Paul Holmes 22 Jan 2024 // 11:12AM GMT
One of the dominant themes of this year’s World Economic Forum meeting in Davos was the rising tide of populism and political polarization around the world, and the extent to which it troubles corporate leaders.
The Forum’s “Global Risks Report,” which is based on the responses of about 1,500 experts across academia, business, government, the international community and civil society, identifies that most serious dangers facing society—and therefore, businesses operating within that society—as (in order) misinformation and disinformation; extreme weather events; and societal polarization.
The fact that the next 12 months will see elections in the United States, the European Union, the United Kingdom, India and Indonesia, among others, only exacerbates the urgency of the situation, a fact underscored by a new survey of communications leaders around the world conducted by Page: 45% highlighted international conflicts and elections as the paramount critical risk demanding businesses’ attention in 2024, while 32% expressed concerns about polarization.
So one of the dominant narratives coming out of this year’s gathering in the Swiss Alps is that CEOs value stability and predictability, and are disturbed by the turmoil and uncertainty that accompany rising extremism.
Which makes sense.
But, as Politico reported this week, in a fascinating piece of post-Davos analysis, “Even as they long for moderate forces to rise above the extremes, there appears to be little sense of how the business community can help make that happen."
Which makes no sense at all.
I cannot speak to every election is every corner of the world, and obviously there are countries in which corporate influence on politics is more accepted and widespread than others, but I can certainly speak to the United States, where it can now be stated with relative certainty that there will be two candidates for president this year; Donald Trump and Joe Biden.
And here’s the thing: one of them is a populist and an extremist who three years ago attempted to violently overthrow the democratically elected government and who recently sent his lawyers out to argue that the President should have immunity if he decides to assassinate his political rivals. The other is a moderate—you can argue about whether he is more or less liberal than FDR or Obama, but he is very much part of a recognizably similar tradition—and after more than 50 years in various elected offices, the very definition of an institutionalist.
In other words, if corporate America really does value stability and predictability, there should be absolutely zero confusion about how to make that happen.
But you are still confused, consider the issues raised in the WEF’s Risk Report or by those quoted in the Politico piece. There is, for example, only one party in America that even acknowledges the number two item in the WEF survey, climate change; other issues cited by Davos attendees include “equitable access to health care” and Trump’s isolationist approach to trade.
And then, of course, there are the two issues that more than any others have defined political polarization—at least in as far as it impacts corporate America—over the past 12 months: ESG and DEI.
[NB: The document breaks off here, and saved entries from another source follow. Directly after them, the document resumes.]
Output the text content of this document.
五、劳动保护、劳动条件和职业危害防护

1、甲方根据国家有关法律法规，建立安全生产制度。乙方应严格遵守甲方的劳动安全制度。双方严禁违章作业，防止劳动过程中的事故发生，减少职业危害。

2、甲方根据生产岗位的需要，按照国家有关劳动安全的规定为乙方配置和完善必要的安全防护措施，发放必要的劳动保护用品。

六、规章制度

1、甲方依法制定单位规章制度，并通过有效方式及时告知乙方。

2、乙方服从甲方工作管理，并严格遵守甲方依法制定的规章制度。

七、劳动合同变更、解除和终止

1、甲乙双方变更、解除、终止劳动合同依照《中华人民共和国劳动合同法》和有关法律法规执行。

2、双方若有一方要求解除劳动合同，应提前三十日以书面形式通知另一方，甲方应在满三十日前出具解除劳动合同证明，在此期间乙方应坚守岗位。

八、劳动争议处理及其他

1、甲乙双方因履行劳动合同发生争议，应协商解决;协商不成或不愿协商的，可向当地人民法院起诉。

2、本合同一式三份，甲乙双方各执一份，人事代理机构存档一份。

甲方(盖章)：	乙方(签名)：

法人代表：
A year ago, pretty much every major corporation in America considered these two issues to be important, not because CEOs are “woke” (a nonsense idea, unless you have never met a CEO) because running a company that behaves responsibly and treats all customers and employees with respect is simply sound business. And to be fair, both DEI and sustainability were on the agenda at Davos this year.
And this, I suspect, is where the confusion lies. Not because corporate CEOs don’t know what to do to fight extremism, but because they are too cowardly to do what needs to be done.
The backlash against ESG and DEI has escalated over the past couple of years: first there was the attack on corporate free speech launched by the governor of Florida after Disney opposed attacks on the LGBTQ community; then there were the violent protests that followed efforts by Anheuser-Busch’s Bud Light brand to include all Americans in its marketing campaign; and the threat of physical violence against employees of Starbucks and Twitter and others that supported Pride month.
It’s not surprising that CEOs are reluctant to face the kind of social media outrage and threats of physical violence that are triggered these days by efforts to do the right thing.
But let’s not pretend that companies don’t know what to do in order to fight political extremism and polarization. Knowing what to do is obvious. It means directing campaign donations and corporate advocacy to the people who are trying to keep democracy alive. Actually doing that, however, may come at a price that most companies are reluctant to pay.
Public relations counselors might want to remind their bosses that a little short-term discomfort may be necessary if corporate CEOs want the kind of long-term stability and predictability the Davos crowd claims to care so much about.